La flor nos invita a realizar un viaje temporal y comprender que la linealidad no es la regla sino que vivimos en la simultaneidad de los tiempos; el pasado, el presente y el futuro se encuentran en un vórtice de constante retroalimentación donde las capas se superponen, se interceden, se funden unas con otras. La flor se despierta en nombre de alguien, en la invocación de un ser querido; en la potencia que este gesto alberga la persona convocada habita el tallo, las hojas, cada pétalo en su movimiento de apertura.
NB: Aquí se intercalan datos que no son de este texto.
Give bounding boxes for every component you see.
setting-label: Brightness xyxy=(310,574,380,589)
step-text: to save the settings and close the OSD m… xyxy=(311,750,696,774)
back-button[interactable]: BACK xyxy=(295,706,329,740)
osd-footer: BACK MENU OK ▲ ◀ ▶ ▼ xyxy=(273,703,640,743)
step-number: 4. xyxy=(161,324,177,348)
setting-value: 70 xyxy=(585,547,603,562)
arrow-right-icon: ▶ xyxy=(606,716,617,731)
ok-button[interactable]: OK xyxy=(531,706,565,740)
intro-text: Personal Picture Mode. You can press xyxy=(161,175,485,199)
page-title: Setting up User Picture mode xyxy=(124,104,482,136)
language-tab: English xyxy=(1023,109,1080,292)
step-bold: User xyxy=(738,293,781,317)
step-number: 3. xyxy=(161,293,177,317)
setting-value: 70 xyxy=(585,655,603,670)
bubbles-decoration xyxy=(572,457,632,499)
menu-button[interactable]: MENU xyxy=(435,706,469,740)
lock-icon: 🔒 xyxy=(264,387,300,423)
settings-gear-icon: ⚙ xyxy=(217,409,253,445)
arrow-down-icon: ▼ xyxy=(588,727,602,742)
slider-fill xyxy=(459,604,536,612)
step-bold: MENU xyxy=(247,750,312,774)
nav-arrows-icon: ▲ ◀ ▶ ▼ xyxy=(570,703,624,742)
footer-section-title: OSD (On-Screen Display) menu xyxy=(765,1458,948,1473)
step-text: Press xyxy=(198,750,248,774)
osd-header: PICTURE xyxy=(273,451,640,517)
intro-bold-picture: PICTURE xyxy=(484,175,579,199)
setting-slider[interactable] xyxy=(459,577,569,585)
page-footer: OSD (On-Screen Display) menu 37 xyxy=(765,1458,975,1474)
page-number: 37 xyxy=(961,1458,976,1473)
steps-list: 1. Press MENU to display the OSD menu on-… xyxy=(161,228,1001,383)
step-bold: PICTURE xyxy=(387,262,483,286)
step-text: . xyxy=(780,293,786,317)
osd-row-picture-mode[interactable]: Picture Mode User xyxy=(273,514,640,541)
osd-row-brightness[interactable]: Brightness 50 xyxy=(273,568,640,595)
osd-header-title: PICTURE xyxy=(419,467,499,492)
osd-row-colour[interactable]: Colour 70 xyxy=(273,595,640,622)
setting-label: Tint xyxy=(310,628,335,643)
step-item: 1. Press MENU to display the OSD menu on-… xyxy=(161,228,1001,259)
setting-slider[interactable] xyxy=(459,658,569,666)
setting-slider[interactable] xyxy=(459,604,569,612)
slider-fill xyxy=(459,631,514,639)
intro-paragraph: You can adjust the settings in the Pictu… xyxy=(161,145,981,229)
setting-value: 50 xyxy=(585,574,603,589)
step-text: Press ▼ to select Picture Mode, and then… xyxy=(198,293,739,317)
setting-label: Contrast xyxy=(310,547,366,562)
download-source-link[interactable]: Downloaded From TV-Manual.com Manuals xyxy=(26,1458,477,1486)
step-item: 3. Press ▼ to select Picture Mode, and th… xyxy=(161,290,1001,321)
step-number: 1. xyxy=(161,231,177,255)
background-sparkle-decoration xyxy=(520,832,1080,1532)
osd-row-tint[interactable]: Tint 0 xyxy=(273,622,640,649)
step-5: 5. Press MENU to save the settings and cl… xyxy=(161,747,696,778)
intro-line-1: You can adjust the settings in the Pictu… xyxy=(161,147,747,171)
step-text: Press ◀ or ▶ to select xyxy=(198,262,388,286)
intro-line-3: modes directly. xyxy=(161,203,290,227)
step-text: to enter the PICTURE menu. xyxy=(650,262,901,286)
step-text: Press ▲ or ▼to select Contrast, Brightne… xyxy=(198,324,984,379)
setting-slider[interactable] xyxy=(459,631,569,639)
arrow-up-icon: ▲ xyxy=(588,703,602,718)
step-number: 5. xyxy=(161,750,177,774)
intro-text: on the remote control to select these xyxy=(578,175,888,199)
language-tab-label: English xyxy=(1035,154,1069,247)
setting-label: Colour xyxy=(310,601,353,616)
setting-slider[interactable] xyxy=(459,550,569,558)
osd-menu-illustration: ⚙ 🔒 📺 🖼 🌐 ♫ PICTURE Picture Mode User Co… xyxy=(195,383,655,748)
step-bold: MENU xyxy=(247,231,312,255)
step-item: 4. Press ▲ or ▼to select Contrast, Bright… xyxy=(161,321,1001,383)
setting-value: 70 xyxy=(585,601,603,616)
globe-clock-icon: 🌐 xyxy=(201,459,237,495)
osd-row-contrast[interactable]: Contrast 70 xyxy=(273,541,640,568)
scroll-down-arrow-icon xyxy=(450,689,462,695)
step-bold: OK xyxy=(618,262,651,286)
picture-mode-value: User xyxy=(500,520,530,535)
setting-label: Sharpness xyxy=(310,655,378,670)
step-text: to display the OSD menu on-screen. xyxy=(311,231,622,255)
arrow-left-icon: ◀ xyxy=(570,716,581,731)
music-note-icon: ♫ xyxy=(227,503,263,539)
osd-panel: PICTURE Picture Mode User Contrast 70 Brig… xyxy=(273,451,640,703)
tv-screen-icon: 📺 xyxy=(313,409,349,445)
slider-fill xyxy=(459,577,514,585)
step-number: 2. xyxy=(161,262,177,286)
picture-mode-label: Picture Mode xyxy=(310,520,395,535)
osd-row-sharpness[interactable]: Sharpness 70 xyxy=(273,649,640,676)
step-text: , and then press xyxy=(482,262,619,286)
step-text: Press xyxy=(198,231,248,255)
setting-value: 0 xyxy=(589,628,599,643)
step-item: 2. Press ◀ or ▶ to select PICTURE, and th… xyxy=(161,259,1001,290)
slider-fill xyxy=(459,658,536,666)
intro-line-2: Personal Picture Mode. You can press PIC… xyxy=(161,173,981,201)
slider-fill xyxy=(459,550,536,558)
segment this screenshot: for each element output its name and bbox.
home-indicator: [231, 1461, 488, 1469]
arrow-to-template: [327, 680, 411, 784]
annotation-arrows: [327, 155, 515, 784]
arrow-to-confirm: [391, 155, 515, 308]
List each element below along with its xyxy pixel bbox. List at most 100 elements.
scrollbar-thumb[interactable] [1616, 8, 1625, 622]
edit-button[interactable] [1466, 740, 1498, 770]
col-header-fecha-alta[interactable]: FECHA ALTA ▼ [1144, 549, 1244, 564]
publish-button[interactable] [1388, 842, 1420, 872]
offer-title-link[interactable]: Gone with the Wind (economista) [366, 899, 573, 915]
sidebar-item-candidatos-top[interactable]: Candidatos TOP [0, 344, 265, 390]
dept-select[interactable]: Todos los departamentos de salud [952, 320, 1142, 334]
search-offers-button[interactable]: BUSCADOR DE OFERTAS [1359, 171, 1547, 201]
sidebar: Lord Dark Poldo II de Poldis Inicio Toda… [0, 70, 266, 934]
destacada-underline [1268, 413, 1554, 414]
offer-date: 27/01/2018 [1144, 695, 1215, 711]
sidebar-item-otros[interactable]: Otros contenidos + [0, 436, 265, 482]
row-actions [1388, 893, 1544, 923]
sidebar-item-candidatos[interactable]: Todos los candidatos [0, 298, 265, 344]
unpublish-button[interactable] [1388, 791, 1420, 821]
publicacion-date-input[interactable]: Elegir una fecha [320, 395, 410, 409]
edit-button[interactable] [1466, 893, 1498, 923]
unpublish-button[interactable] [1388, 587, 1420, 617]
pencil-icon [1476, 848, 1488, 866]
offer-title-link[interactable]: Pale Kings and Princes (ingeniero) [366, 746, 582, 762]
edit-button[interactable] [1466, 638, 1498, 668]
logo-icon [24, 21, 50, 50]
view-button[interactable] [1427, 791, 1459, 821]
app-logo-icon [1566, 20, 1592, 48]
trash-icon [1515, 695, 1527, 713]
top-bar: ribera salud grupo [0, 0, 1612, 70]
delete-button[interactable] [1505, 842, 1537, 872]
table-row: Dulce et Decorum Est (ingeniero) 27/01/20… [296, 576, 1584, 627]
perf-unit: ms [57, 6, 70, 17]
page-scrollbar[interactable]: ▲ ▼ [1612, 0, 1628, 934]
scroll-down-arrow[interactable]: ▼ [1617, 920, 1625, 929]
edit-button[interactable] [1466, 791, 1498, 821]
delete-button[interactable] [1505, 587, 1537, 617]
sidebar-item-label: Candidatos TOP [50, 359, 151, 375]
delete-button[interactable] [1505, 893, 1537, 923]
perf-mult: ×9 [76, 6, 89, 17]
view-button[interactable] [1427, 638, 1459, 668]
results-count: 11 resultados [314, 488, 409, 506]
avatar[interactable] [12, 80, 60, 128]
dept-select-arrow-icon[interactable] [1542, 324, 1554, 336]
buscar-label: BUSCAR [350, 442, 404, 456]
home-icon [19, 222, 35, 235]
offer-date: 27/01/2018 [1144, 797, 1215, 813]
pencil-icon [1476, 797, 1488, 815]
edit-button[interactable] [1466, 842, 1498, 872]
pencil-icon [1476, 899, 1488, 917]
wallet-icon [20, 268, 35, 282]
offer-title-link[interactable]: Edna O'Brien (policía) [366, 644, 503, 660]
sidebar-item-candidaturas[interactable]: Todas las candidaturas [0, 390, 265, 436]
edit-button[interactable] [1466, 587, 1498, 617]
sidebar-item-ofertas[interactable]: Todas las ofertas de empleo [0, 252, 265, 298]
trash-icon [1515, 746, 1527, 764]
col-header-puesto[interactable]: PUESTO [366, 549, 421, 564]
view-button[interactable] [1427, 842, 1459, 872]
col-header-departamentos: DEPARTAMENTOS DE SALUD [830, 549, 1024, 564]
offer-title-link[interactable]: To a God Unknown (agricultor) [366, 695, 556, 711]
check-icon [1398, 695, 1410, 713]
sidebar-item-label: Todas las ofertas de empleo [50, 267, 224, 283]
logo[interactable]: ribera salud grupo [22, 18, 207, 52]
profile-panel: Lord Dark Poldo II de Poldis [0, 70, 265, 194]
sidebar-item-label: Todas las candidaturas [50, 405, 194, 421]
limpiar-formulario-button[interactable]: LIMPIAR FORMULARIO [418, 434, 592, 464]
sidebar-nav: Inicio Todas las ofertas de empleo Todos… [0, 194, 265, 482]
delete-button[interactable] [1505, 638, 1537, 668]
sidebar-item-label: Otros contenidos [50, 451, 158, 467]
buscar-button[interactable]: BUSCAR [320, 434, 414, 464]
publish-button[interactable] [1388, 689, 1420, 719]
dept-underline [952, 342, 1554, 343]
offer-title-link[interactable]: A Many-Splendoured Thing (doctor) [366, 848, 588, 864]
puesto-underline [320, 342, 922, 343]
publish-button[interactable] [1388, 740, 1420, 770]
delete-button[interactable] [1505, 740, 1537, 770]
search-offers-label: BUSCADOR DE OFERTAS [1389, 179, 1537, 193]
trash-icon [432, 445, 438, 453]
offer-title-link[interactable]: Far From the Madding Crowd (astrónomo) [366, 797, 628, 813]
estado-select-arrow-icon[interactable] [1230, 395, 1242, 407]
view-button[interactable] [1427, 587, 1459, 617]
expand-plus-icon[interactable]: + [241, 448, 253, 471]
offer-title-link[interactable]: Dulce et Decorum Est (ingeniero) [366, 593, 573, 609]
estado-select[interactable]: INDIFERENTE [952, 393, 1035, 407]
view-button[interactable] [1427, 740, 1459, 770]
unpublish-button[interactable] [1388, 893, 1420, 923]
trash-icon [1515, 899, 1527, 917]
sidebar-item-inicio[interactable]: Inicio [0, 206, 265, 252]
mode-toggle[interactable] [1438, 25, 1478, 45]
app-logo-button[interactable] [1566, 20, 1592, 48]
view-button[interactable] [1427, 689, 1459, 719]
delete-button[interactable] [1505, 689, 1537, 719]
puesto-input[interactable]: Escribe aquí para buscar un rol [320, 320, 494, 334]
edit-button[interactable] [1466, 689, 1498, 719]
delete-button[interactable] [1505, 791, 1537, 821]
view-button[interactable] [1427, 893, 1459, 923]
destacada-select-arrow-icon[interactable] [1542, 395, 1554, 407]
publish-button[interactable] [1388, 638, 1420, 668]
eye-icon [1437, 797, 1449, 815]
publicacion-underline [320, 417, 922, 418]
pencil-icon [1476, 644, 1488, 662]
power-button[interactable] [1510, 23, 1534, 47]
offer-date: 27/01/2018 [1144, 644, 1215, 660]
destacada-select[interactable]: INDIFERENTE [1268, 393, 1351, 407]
La imposibilidad de traer a la presencia a ese alguien se ve transmutada en un movimiento afirmativo y pleno donde éste se encuentra presente a través de una invocación construida de compases de luz y sombra que dan lugar a un compuesto audiovisual que se ritma con la emoción. “Quizás habría que atender, entre la abundancia de ritmos, a la arritmia de las sensaciones, que perdidas por el peso del tiempo vuelven a veces al llamado de una percepción”. Ese llamado es la estela que ha dejado una fuerza amorosa y que determina la potencia del pulso de una vida. Así, hay que permitirse correr el riesgo de comprender que la percepción que nos convoca puede revelarnos que la vida que se hace presente puede ser tanto humana, animal, vegetal o mineral sin distinción y que nos provoca a considerar que la metamorfosis de un ser vivo en otro, de una imagen en otra, es posible para mitigar los abismos de la memoria y enlazar lo poético con lo más arcaico y poderoso de la tierra, abrazando las energías que interconectan a esos dos universos sensibles y sintientes. Lo poético y lo terrenal encuentran su unión cuando ambos destilan en su composición la presencia de una ausencia por más distante y evocativa que ésta resulte. Una simple flor puede en su movimiento singular y anómalo, en su arritmia única, despertar la fabulación de un mundo que se despierta con cada uno de sus pétalos.